Konstitusi juga berperan sebagai pagar moral dalam menghadapi derasnya arus globalisasi yang kian mempersempit batas-batas negara. Arus informasi global yang tidak terbendung membuat nilai-nilai lokal sering kali tergerus. Pasal 32 UUD 1945 yang menekankan pentingnya kebudayaan nasional menjadi semakin relevan untuk menjaga identitas bangsa di era digital. Di tengah derasnya konten asing yang membanjiri ruang publik digital, konstitusi mengingatkan bahwa pembangunan bangsa tidak boleh melupakan jati diri budaya Indonesia.
Perlindungan terhadap bahasa, seni, dan tradisi lokal harus terus dilakukan, termasuk dalam platform digital, agar generasi muda tidak tercerabut dari akar budayanya.
Konstitusi juga menjadi kompas moral dalam menjaga demokrasi di era digital. Pemilu, misalnya, kini tidak lagi hanya bergantung pada kampanye tatap muka, tetapi juga sangat dipengaruhi oleh informasi digital.
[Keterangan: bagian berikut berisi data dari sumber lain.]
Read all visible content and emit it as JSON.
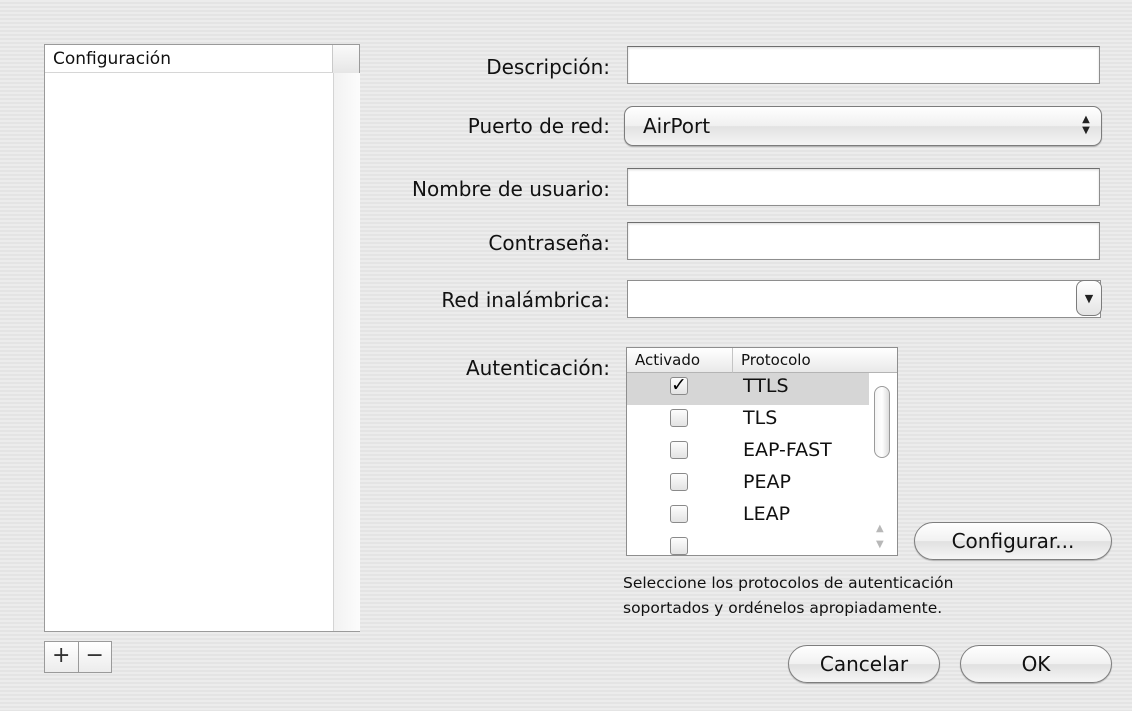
{
  "sidebar": {
    "list_header": "Configuración",
    "add_label": "+",
    "remove_label": "−"
  },
  "form": {
    "descripcion": {
      "label": "Descripción:",
      "value": ""
    },
    "puerto": {
      "label": "Puerto de red:",
      "value": "AirPort"
    },
    "usuario": {
      "label": "Nombre de usuario:",
      "value": ""
    },
    "contrasena": {
      "label": "Contraseña:",
      "value": ""
    },
    "red": {
      "label": "Red inalámbrica:",
      "value": ""
    },
    "autenticacion": {
      "label": "Autenticación:",
      "col_activado": "Activado",
      "col_protocolo": "Protocolo",
      "rows": [
        {
          "protocol": "TTLS",
          "enabled": "✓"
        },
        {
          "protocol": "TLS",
          "enabled": ""
        },
        {
          "protocol": "EAP-FAST",
          "enabled": ""
        },
        {
          "protocol": "PEAP",
          "enabled": ""
        },
        {
          "protocol": "LEAP",
          "enabled": ""
        }
      ],
      "hint_line1": "Seleccione los protocolos de autenticación",
      "hint_line2": "soportados y ordénelos apropiadamente."
    }
  },
  "buttons": {
    "configurar": "Configurar...",
    "cancelar": "Cancelar",
    "ok": "OK"
  }
}
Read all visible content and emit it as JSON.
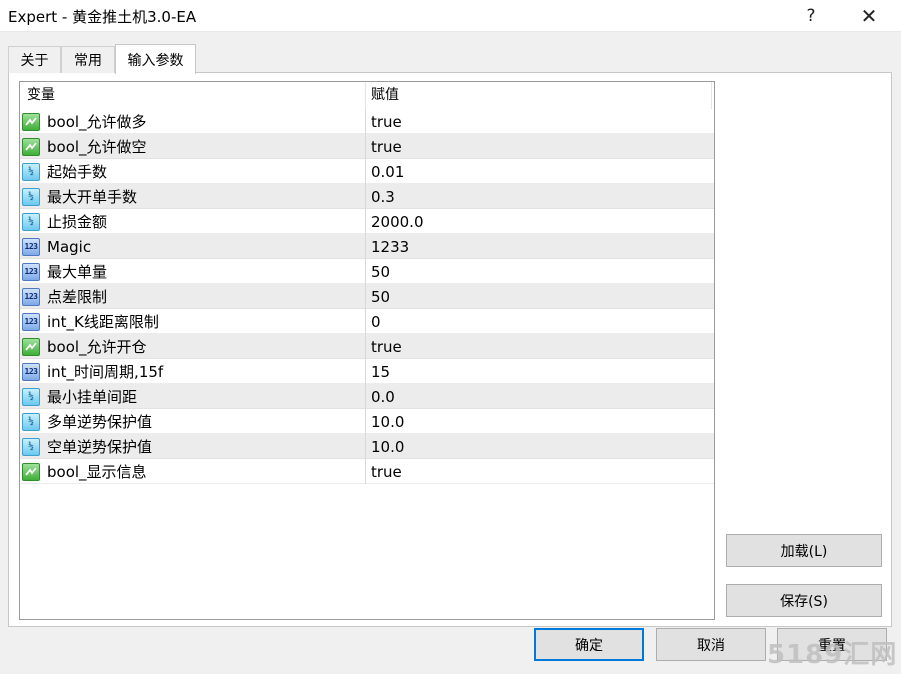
{
  "window": {
    "title": "Expert - 黄金推土机3.0-EA",
    "help": "?",
    "close": "✕"
  },
  "tabs": [
    {
      "label": "关于",
      "active": false
    },
    {
      "label": "常用",
      "active": false
    },
    {
      "label": "输入参数",
      "active": true
    }
  ],
  "grid": {
    "headers": {
      "variable": "变量",
      "value": "赋值"
    },
    "rows": [
      {
        "type": "bool",
        "name": "bool_允许做多",
        "value": "true"
      },
      {
        "type": "bool",
        "name": "bool_允许做空",
        "value": "true"
      },
      {
        "type": "double",
        "name": "起始手数",
        "value": "0.01"
      },
      {
        "type": "double",
        "name": "最大开单手数",
        "value": "0.3"
      },
      {
        "type": "double",
        "name": "止损金额",
        "value": "2000.0"
      },
      {
        "type": "int",
        "name": "Magic",
        "value": "1233"
      },
      {
        "type": "int",
        "name": "最大单量",
        "value": "50"
      },
      {
        "type": "int",
        "name": "点差限制",
        "value": "50"
      },
      {
        "type": "int",
        "name": "int_K线距离限制",
        "value": "0"
      },
      {
        "type": "bool",
        "name": "bool_允许开仓",
        "value": "true"
      },
      {
        "type": "int",
        "name": "int_时间周期,15f",
        "value": "15"
      },
      {
        "type": "double",
        "name": "最小挂单间距",
        "value": "0.0"
      },
      {
        "type": "double",
        "name": "多单逆势保护值",
        "value": "10.0"
      },
      {
        "type": "double",
        "name": "空单逆势保护值",
        "value": "10.0"
      },
      {
        "type": "bool",
        "name": "bool_显示信息",
        "value": "true"
      }
    ]
  },
  "icon_names": {
    "bool": "bool-icon",
    "double": "double-icon",
    "int": "int-icon"
  },
  "icon_glyphs": {
    "double": "½",
    "int": "123"
  },
  "buttons": {
    "load": "加载(L)",
    "save": "保存(S)",
    "ok": "确定",
    "cancel": "取消",
    "reset": "重置"
  },
  "watermark": "5189汇网",
  "colors": {
    "ok_border": "#0078d7",
    "bool_icon": "#3fae3a",
    "double_icon": "#6cc8ef",
    "int_icon": "#7ea8e6"
  }
}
Pasal 22E UUD 1945 yang menjamin pemilu langsung, umum, bebas, rahasia, jujur, dan adil diuji dalam konteks maraknya manipulasi informasi dan propaganda digital. Keberadaan buzzer politik, penyebaran disinformasi, serta penggunaan big data untuk memengaruhi opini publik menjadi ancaman nyata bagi demokrasi.